For the retailers who are canceling currently, I thought that instead of canceling if they just offered a kind of a moratorium for two months or three months and then restart the dialogue again, what your thoughts on it?

There’s no easy solution but what is going to be interesting is to see how committed they will still be to the whole sustainability and ethical principle of all these companies. Because one thing is to say that you are you’re committed to doing everything socially right and ethically right and environmentally right things relatively well but when you’re into an emergency like this you tend to forget those things.

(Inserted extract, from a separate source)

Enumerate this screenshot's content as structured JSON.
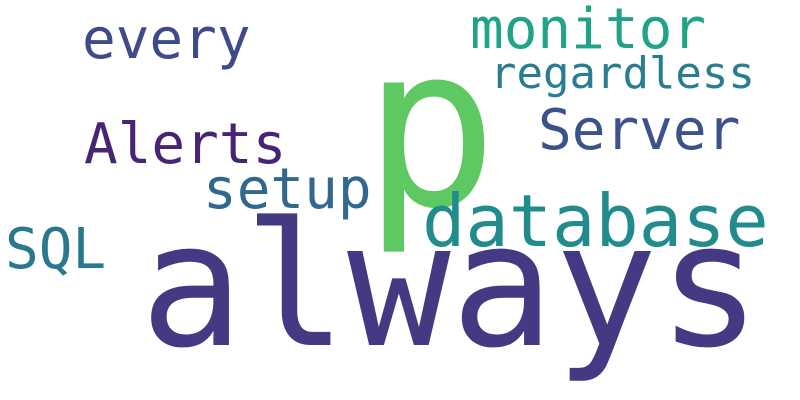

You know they were all racing to who was the most a sustainable company out there up to a few weeks ago I want to see how many of those are really really serious about it and how many will not stick to those principles because being sustainable means also taking care of your partners in the supply chain and I know it’s a really really difficult thing to do because at some point you have to decide what you’re going to cut what are you going to sacrifice and an unfortunate human nature is to take care of the ones that are closer to you than the ones who are far away.

Positive takeaways from this situation and your advice?  

Well, we have to try and be optimistic and I think this situation can bring out the worst of us the worst in us like people price gouging or taking advantage of this is absolutely unforgivable but there’s also a lot of people who are showing a lot of compassion towards the other. Finally realizing how much incredible work all the other people in the health care world are doing like all the other nurses and doctors and janitors who work in the hospitals.

They live really really hard lives for not such a great financial retribution and they don’t even get a lot of satisfaction most of the time we take those things for granted. Also, people will try to go and find something that is more durable and better quality than disposable and the other thing that is great. I don’t know if you hear the bird thing in nature is blooming right now but with less pollution, my friend in Milano said the air is clean in Milano we can breed finally I saw pictures of the canals in Venice with the water so clean and it’s incredible.